No, Scooped Bagels Are Not The Same As Flagels

Bagels are a simple and no-nonsense food, especially if you're in someplace like New York: you order it untoasted if it's fresh, with cream cheese (and lox if you're willing to spend a little extra) and you've got a fluffy, filling breakfast. But if you know where to look, you can discover different kinds that exist outside the spectrum of plain bagels to everything bagels. These include, among others, scooped bagels and flagels aka flattened bagels


Flagels are like a regular, ordinary bagel except the dough is pressed down and baked so that the result is flatter, crunchier, and has a greater surface area. This is different from a scooped bagel, which is an ordinary bagel, except the interior breading has been scooped out after baking, leaving mostly the crust. The idea is that a scooped bagel can fit more cream cheese or fillings inside, but many purists balk at the notion of removing so much of the bagel bread.
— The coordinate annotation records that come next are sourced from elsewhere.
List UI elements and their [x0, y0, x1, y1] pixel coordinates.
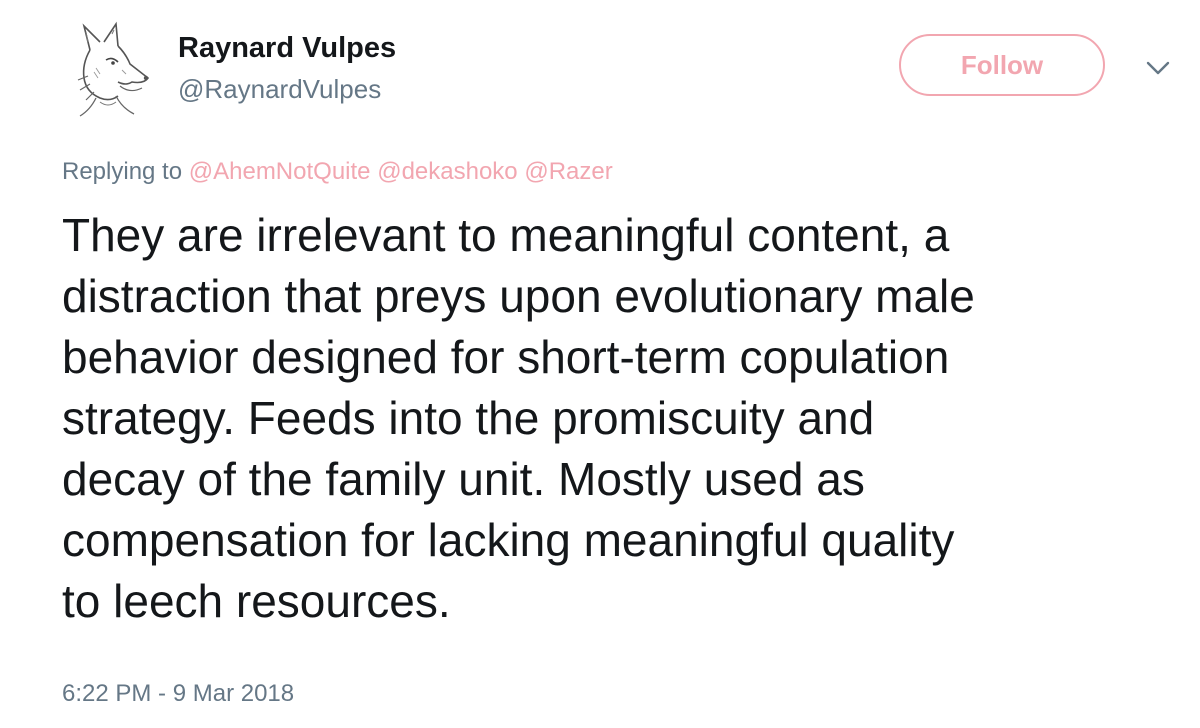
tweet-timestamp[interactable]: 6:22 PM - 9 Mar 2018: [62, 680, 294, 708]
tweet-text: They are irrelevant to meaningful conten…: [62, 205, 1182, 632]
mention-link[interactable]: @AhemNotQuite: [189, 158, 371, 185]
tweet-text-line: to leech resources.: [62, 575, 451, 627]
tweet-text-line: strategy. Feeds into the promiscuity and: [62, 392, 875, 444]
chevron-down-icon: [1146, 61, 1170, 75]
follow-button[interactable]: Follow: [899, 34, 1105, 96]
author-name[interactable]: Raynard Vulpes: [178, 32, 396, 65]
avatar[interactable]: [60, 20, 156, 120]
tweet-text-line: behavior designed for short-term copulat…: [62, 331, 950, 383]
tweet-text-line: compensation for lacking meaningful qual…: [62, 514, 955, 566]
mention-link[interactable]: @dekashoko: [377, 158, 517, 185]
tweet-text-line: decay of the family unit. Mostly used as: [62, 453, 865, 505]
mention-link[interactable]: @Razer: [524, 158, 612, 185]
replying-to-label: Replying to: [62, 158, 183, 185]
replying-to: Replying to @AhemNotQuite @dekashoko @Ra…: [62, 158, 613, 186]
more-options-button[interactable]: [1144, 58, 1172, 78]
tweet-text-line: They are irrelevant to meaningful conten…: [62, 209, 950, 261]
author-handle[interactable]: @RaynardVulpes: [178, 74, 381, 105]
tweet-text-line: distraction that preys upon evolutionary…: [62, 270, 975, 322]
fox-sketch-avatar-icon: [77, 21, 150, 117]
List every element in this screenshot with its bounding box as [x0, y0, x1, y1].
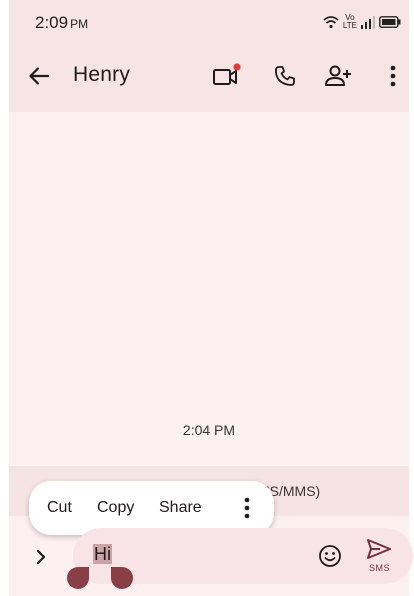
- send-sms-button[interactable]: SMS: [366, 538, 400, 578]
- conversation-title: Henry: [73, 63, 131, 86]
- phone-icon: [275, 66, 295, 86]
- status-time-value: 2:09: [35, 13, 69, 32]
- signal-icon: [361, 16, 375, 29]
- arrow-left-icon: [29, 67, 50, 85]
- wifi-icon: [323, 16, 339, 29]
- video-call-icon: [213, 63, 241, 85]
- messages-screen: 2:09 PM Vo LTE Henry 2:04 PM MS/MMS) Cut…: [9, 0, 413, 596]
- send-icon: [367, 539, 391, 559]
- app-bar: Henry: [9, 40, 409, 112]
- screen-frame-left: [0, 0, 9, 596]
- cut-action[interactable]: Cut: [47, 499, 72, 517]
- volte-bottom: LTE: [342, 21, 357, 30]
- share-action[interactable]: Share: [159, 499, 202, 517]
- menu-more-button[interactable]: [235, 494, 259, 522]
- status-time: 2:09 PM: [35, 13, 88, 33]
- back-button[interactable]: [21, 58, 57, 94]
- selected-text: Hi: [93, 544, 112, 564]
- chevron-right-icon: [36, 549, 46, 565]
- expand-options-button[interactable]: [27, 543, 55, 571]
- more-vert-icon: [244, 497, 250, 519]
- volte-indicator: Vo LTE: [343, 14, 357, 30]
- status-bar: 2:09 PM Vo LTE: [9, 0, 409, 40]
- emoji-icon: [319, 545, 341, 567]
- add-people-button[interactable]: [321, 58, 357, 94]
- copy-action[interactable]: Copy: [97, 499, 134, 517]
- status-ampm: PM: [70, 17, 89, 31]
- text-selection-menu: Cut Copy Share: [29, 481, 274, 535]
- selection-handle-end[interactable]: [111, 567, 133, 589]
- voice-call-button[interactable]: [267, 58, 303, 94]
- add-person-icon: [325, 65, 351, 86]
- status-icons: Vo LTE: [323, 13, 401, 31]
- more-options-button[interactable]: [375, 58, 411, 94]
- more-vert-icon: [390, 65, 396, 87]
- battery-icon: [379, 16, 401, 28]
- video-call-button[interactable]: [208, 58, 244, 94]
- send-sms-label: SMS: [369, 563, 391, 573]
- selection-handle-start[interactable]: [67, 567, 89, 589]
- message-timestamp: 2:04 PM: [182, 422, 236, 438]
- compose-text[interactable]: Hi: [93, 544, 112, 565]
- emoji-button[interactable]: [316, 542, 344, 570]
Flagels, great for flat fillings

Bagels date all the way back to Europe in the Middle Ages, where they were made from pretzel bread; much later, they were brought to America by Polish-Jewish immigrants. But flagels first began popping up in New York bagel shops in the mid-1990s. It's thought that they were invented by the family-owned Tasty Bagels in the Bensonhurst neighborhood of Brooklyn, although the owner of the shop denied this when speaking with New York Daily News. Even though flagels started as a trend in the 90s, other flat and bagel-like pastries have existed for much longer, such as Lebanese kaak or Turkish simits.


Since flagels are flat and crunchy, it's slightly tougher to slice in two than a regular bagel if you don't have a bagel slicer. It's certainly not impossible, but it requires slightly more effort to smear cream cheese on the inside. However, the flatter dough means that flagels work great for sandwiches because they have a wider surface area and won't be as tall as a regular bagel sandwich. So you can add more toppings and stack your deli meats slightly higher. If you're a fan of egg and cheese on a bagel for breakfast, or turkey and salami on a bagel for lunch, you might consider a flagel.

To scoop or not to scoop

It's not perfectly clear when scooped bagels first arrived on the scene, although they became a flash point on TikTok when a bagel store employee angrily refused to "scoop" one for a Los Angeles man visiting Manhattan. Scooped bagels can be a great way to trade up the few extra carbs for something a little more substantial like eggs, salmon, or avocado, and hopefully, your local bagel shop is a little more accommodating when you're in the mood to try one.


Scooped bagels are also a great choice for the classic schmear (or in this case, channel) of rich cream cheese. And divisive as they may be to some, your cream cheese is far less likely to spill out of a scooped bagel than a classic one where it's laid on thick. Whether a smaller mess is worth hollowing out a perfectly good bagel is your (or the shop's) decision to make.